1. Waking up in a panic to those ’90s album compilation commercials when you’re fast asleep.
2. Opening one of these stupid plastic containers and having the entire county know that you’re goin’ in for your third piece of cake.
3. Dropping a shampoo bottle while you’re showering and having someone knock on the door asking if you’re still alive.
4. The microwave beeping at 2 a.m. in a house full of people sleeping all ’cause you wanted a Hot Pocket.
5. And forgetting to avoid that one creaky floorboard while you crept your way to the kitchen.
6. A dad sneezing like he’s exorcising a demon within him.
7. And a dad pacing around the house while talking (aka basically shouting) on the phone. Bonus points if he’s got the phone on speaker.
8. Getting your eardrums blown out by the THX sound effect.
9. Eating some chips while you try and understand what anyone on the TV is saying.

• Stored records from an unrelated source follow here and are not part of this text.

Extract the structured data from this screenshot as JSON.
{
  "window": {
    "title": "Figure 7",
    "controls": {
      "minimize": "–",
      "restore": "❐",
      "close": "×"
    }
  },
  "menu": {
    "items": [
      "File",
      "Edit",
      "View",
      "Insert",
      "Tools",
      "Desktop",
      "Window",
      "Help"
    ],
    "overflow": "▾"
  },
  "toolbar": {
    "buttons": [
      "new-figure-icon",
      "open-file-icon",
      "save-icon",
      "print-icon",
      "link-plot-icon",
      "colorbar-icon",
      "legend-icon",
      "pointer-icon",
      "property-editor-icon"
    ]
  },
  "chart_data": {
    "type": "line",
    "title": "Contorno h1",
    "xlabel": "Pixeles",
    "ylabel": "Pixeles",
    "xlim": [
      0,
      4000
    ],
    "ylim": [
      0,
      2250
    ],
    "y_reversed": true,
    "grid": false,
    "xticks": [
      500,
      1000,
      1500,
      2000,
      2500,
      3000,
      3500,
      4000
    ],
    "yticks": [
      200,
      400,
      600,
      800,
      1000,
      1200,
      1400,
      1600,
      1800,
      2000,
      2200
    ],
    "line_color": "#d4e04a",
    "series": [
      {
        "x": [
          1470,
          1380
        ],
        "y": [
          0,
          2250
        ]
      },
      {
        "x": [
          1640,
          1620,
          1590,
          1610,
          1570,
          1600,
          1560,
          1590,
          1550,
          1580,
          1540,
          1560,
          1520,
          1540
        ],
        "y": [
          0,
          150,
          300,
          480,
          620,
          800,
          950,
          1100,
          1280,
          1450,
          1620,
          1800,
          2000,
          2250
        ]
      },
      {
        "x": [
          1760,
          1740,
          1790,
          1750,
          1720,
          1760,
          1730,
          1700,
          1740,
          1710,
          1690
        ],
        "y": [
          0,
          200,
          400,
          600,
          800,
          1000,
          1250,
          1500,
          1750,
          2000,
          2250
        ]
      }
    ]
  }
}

10. Opening a can of soda in the middle of a quiet room and having everyone stare you down like you just killed someone.
11. Hell, opening any type of food as discreetly as possible always means you’re gonna make too much damn noise. I’m lookin’ at you, SunChips.
12. Accidentally flicking a door stopper and continually hearing its aftershocks 10 minutes later.
13. Getting a pot or pan out of the cupboard that’s filled with other pots and pans and making it sound like you’re putting on your own production of Stomp.
14. An AirPod alerting you in the most aggressive and traumatizing way that its about to die.
15. Flushing the toilet in the dead of night, ESPECIALLY at a house that isn’t your own.
16. Your rumbling stomach ONLY when you’re in a silent, crowded room.
17. And finally, loud microphone feedback followed by a person awkwardly saying, “Sorry about that,” before they make the mic do it again.